А потом она увидела неоновую вывеску. За свою богатую приключениями жизнь она повидала таких мест предостаточно. Ри еще помнила время, когда сама была вынуждена проводить полночи после репетиции в каком-то кабаке в поисках случайно подвернувшегося мужчины. Иногда даже в таком районе. Она перевела взгляд на горящую электричеством вывеску, на табличку «открыто» – и смело толкнула дверь.
Ей в лицо ударила тяжелая волна табачного дыма. Этот мир был знаком ей до мелочей. Этот мир был ее миром, и, барахтаясь в нем столько лет, она знала о нем все. За долгие годы странствий по ночным клубам она сменила их столько, что страшно вспомнить, и пришла к выводу, что между всеми забегаловками существует только одна разница – в цене. А все остальное одно и то же. Разумеется, когда-то у нее были мечты, но голод убивает иллюзии. Одну за другой. Гордость ни к чему, когда у тебя нет денег.
Это было самое заурядное заведение. Бар занимал две комнаты. Одну – большую, там стояли рассчитанные на четырех и шестерых столики, вторую – поменьше, там находились отдельные кабинки – кабинеты. Приглушенная музыка, затемненный свет. С первого же взгляда, наметанного, профессионального, Ри оценила всех, кто находился внутри, и в особенности – их материальное положение. Очевидно, этот бар использовали местные воротилы для встреч – наркотики или другие темные делишки. Девочек почти не было.

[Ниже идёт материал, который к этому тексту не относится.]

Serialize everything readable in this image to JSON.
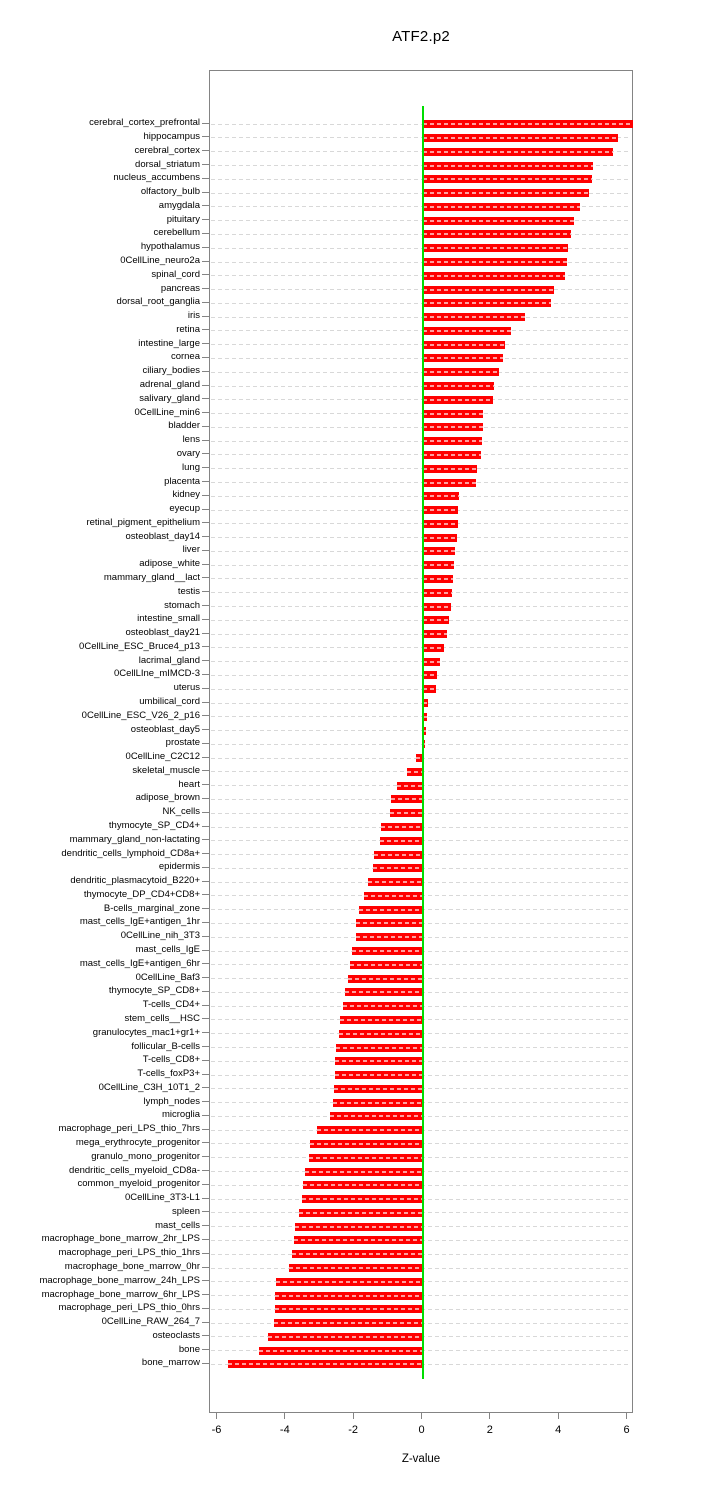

Она села за столик посередине зала, на свету, и стала ждать. Официантка пришла на удивление быстро, это была совсем молоденькая девчонка с приятным круглым лицом.
– Добрый вечер. Вы в одиночестве? Пожалуйста, посмотрите меню. Что будете заказывать? – улыбаясь, она протянула потертую папку.
– Не нужно, – так же широко улыбаясь, Ри отодвинула меню, – принесите мне горячий бутерброд, бутылку кока-колы…
– Есть только пепси, фанта и спрайт.
– Тогда пепси и рюмку коньяку.
– Есть только «Десна».
– Пусть. Грамм сто.
Она решила сразу перейти к атаке:
– Я слышала, у вас тут произошло убийство? Читала в газете. Убили какого-то мужчину. Кажется, он был бывший спортсмен.
– Это не здесь произошло!
– А где?
– На стройке. Рядом с забором. Там нашли его тело. Совершенно не здесь…
– Но в газете написано, что перед этим он был у вас в баре. И там познакомился с какой-то пьяной компанией.
Явно смутившись, официантка сухо отрезала:
– У нас не бывает пьяных компаний. Простите, но мне запрещено так долго разговаривать с посетителями!
Опустив руку в сумочку, Ри тихо сказала:
– А что, если мы нарушим запрет?
Теперь она держала в руке купюру в 50 долларов, повернув ее к свету. Официантка, как завороженная, смотрела на ее руку.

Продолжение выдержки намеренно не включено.